The defendant left with her lawyer after her brief court appearance and climbed into a pickup truck without comment.
News of the charges against Lefever, a fixture on the regional horse-show circuit and a champion rider and trainer, sent shock waves through the equine-welfare community and renewed calls, including from members of Congress, to ban the slaughter of horses in the United States and end the export of horses for slaughter.
There is no prohibition against sale of horses to slaughterhouses in Canada and Mexico, where they are butchered and sold for human consumption, primarily in France and Japan.
"This is a lawful activity," Chardo said. "The problem is if the horses were obtained under misrepresentation."
Lefever's attorney, J. Michael Sheldon, said Tuesday that "justice has been served" in what he called "an unfortunate case."
"I think it's in the best interest of justice, the commonwealth, and my client," Sheldon said. "Ms. Lefever is concerned about the safety of all horses, and this doesn't diminish her love of horses."
Prosecutors might disagree. In their written criminal complaint against her, investigators said one witness, a horse dealer, had quoted Lefever as saying: "I killed every one of those . . . horses, over 120 of them . . . Every one of them is dead. I don't even know their names and there wasn't a . . . thing [the sellers] could do about it because they gave me those horses."
Lefever was charged last November after a state police investigation found she had sold four retired racehorses to an individual contracted by a slaughter plant in Quebec after having promised the horses' previous owners she would retrain the horses and find them new homes, according to police documents.
One of the owners, Kevin Patterson, told an investigator that he gave his racehorse, a five-year-old thoroughbred named Beau Jaques, to Lefever with the understanding that the horse - which had suffered a career-ending injury - would be rehabilitated and placed for adoption. He also gave her $200 and 10 bags of feed to help care for the horse until it had a permanent home.
Lefever, who promoted herself at racetracks as a horse rescuer, assured Patterson that she never sent horses to slaughter, authorities said. They said Patterson later learned that Beau Jaques had been sold to a "kill buyer" outside the New Holland auction in Lancaster County.
When a woman who was supposed to adopt Beau Jaques told Lefever that Patterson was looking for the horse, Lefever told her, "Those crazy people don't have to look for their horse anymore because he is in a box in a freezer," according to court documents.
On Tuesday, Patterson was in court and ready to testify for the prosecution when word came that Lefever had waived her right to the hearing.

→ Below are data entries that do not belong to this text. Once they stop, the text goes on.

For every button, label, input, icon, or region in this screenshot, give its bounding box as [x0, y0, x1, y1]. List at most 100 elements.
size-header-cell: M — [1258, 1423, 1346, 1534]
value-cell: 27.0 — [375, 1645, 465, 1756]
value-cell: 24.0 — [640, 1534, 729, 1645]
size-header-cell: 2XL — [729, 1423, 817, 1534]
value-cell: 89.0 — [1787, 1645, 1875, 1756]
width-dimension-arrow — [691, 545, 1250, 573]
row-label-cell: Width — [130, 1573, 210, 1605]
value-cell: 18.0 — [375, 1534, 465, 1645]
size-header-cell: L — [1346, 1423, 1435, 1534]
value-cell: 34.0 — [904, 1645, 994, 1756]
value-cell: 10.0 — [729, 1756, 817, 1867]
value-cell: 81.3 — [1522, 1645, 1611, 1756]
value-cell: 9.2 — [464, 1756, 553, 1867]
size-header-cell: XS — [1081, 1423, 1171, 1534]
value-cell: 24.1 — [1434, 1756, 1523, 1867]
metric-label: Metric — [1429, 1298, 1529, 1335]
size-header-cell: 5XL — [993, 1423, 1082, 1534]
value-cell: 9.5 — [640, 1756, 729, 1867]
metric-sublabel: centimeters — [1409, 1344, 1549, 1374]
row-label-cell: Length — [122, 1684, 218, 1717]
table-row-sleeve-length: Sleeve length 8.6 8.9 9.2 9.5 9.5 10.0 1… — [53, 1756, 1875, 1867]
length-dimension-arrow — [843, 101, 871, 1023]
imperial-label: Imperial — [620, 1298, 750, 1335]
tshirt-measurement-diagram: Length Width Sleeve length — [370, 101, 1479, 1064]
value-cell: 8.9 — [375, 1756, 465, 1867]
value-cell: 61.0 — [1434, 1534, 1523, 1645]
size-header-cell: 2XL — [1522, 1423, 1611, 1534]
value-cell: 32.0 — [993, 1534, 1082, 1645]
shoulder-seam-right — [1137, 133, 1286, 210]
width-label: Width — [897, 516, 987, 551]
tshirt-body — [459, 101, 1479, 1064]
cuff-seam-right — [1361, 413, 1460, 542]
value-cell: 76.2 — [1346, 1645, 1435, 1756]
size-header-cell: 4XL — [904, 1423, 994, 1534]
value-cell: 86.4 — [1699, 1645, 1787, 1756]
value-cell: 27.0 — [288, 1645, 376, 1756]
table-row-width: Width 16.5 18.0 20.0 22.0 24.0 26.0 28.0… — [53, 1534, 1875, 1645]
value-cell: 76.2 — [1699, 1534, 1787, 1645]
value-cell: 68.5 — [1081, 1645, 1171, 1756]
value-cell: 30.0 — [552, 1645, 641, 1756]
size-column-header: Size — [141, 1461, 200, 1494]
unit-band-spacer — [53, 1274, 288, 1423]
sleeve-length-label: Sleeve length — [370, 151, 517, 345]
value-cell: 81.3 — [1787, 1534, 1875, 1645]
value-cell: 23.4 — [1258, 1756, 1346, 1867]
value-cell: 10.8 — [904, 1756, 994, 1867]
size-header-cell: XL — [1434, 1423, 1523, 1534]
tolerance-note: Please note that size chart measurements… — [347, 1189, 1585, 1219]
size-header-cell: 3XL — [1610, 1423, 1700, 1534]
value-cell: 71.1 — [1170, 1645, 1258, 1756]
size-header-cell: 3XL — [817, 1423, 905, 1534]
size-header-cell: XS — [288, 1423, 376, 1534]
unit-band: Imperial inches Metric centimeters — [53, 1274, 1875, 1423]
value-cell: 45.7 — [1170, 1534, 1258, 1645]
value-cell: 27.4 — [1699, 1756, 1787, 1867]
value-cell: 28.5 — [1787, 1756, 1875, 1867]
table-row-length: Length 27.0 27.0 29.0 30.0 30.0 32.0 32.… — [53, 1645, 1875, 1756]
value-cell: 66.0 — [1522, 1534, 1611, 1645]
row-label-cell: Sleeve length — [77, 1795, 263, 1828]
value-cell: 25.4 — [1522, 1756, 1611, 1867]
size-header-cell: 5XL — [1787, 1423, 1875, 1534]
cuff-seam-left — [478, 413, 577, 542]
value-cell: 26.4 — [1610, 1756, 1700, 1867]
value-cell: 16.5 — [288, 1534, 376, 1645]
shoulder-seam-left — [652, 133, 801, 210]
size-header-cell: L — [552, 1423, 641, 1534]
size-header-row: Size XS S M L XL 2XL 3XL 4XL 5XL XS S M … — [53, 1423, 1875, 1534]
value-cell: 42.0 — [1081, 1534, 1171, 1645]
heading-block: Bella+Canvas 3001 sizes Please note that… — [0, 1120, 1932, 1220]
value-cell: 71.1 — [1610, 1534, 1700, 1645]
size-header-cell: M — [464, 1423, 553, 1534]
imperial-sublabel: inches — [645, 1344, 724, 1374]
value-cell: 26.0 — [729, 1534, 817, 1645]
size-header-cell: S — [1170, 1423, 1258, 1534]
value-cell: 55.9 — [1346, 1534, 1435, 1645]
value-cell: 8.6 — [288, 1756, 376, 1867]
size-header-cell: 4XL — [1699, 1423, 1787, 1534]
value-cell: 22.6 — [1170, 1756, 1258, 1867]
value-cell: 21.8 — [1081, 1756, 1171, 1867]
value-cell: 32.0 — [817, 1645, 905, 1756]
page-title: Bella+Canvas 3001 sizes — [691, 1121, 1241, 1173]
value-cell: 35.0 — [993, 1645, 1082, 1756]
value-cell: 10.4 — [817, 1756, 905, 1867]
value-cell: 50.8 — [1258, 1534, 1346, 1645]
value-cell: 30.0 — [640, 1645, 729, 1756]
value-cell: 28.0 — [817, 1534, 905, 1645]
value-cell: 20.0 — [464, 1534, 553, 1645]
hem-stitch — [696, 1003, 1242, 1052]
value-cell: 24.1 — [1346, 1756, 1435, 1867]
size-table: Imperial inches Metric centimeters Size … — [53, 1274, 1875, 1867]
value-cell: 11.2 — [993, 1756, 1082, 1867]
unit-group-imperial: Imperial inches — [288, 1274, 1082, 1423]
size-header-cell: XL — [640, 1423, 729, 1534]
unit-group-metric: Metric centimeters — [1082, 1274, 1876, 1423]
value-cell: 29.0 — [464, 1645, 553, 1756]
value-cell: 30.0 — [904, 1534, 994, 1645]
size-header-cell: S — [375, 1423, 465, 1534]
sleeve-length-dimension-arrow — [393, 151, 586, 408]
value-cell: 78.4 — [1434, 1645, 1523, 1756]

He declined comment as he left the courtroom.
Animal welfare advocates said the case shed light on a dark side of the horse racing industry, but they had hoped for stiffer penalties.
"We are glad this person will be banned from engaging in livelihood that she could not carry out without engaging in fraud," said Sarah Speed, Pennsylvania state director for the Humane Society of the United States. "But we would have liked to have seen a lifetime ban from horse ownership."